The team’s second priority should be helping residents who wish to own their system (which maximizes lifetime cost savings and increases property values) access affordable capital. The team can start by familiarizing themselves with the types of solar loans offered locally. The three primary types of secured solar loans, where the solar PV system is secured to an asset as collateral for the borrowed money, are:

  • Solar system–secured loans:

    These are the most common loans and use the solar PV system as collateral for the money borrowed. So, if the homeowner defaults on their payment, the lender can remove the solar PV system.

  • Home improvement loans:

    These include home equity installment loans, fixed-term loans based on the equity in the home (i.e., second mortgages), and home equity lines of credit (revolving credit lines with a draw period and repayment period, similar to credit cards).

  • Home refinancing loans:

    These are specific to homeowners looking to refinance their home for better terms, including government-sponsored enterprises such as Fannie Mae’s HomeStyle Energy Mortgage and Freddie Mac’s GreenCHOICE mortgage, both of which allow borrowers to finance up to 15% of their property’s value to pay for solar.

The Solarize team can integrate solar loan offerings into its campaign by partnering with a mission-aligned financial institution (FI), such as a community development financial institution or credit union, that offers better loan terms than standard banks.

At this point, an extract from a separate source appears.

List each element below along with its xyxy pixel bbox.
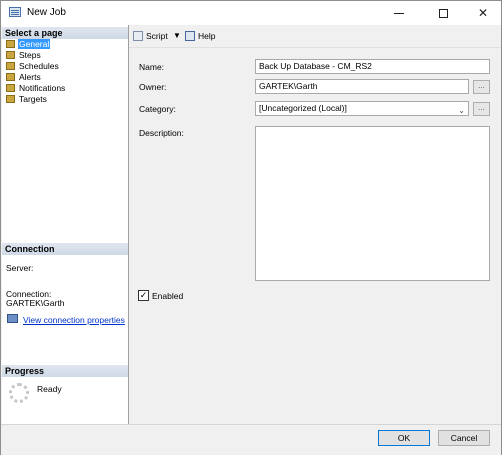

Teams can also identify FIs that are minority -owned or -serving FIs (e.g., Black-owned banks) to further increase marginalized residents’ trust in a Solarize campaign and strengthen its community-empowerment impact. When researching these FIs, teams should compare the loan terms and conditions across providers. Three types of FIs to consider partnering with include:

  • Local FIs:

    Local governments may have FIs in their state focused on clean energy deployment for lower-income residents, such as the Solar and Energy Loan Fund, which provides primarily Florida residents with unsecured home improvement loans. These unsecured solar loans typically have a 3- to 10-year term at a 5%–10% interest rate with no minimum credit score requirements.

  • National FIs:

    If there is not a local FI that can offer affordable rates, the local government may consider partnering with a national FI, such as the Clean Energy Credit Union. Its solar electric loans are secured to the solar equipment and include a 5%–5.5% interest rate over a 12- to 20-year term. Although standard eligibility requirements include a minimum FICO score of 680 and a maximum debt-to-income ratio of 41%, the credit union does approve homeowners outside of the standard bands on a case-by-case basis.

  • National and local FIs:

    If a local mission-aligned FI does not offer solar-related loans, the local government could consider partnering with a national FI, such as Inclusive Prosperity Capital. Its Smart-E Loan Program is a national platform that provides contractor oversight and outreach support for local FIs to integrate into their lending offerings. The program provides 5- to 20-year loans at a 4.5%–7% interest rate while accommodating credit-challenged borrowers (FICO scores 580 or higher) and leveraging a loan loss reserve (LLR).

Suggested Next Steps:

Identify potential FIs to partner with for a Solarize campaign. Consider using Part 2 of RMI’s forthcoming Inclusive Solarize Campaign: Developing LMI Financial Solutions Worksheet for assistance.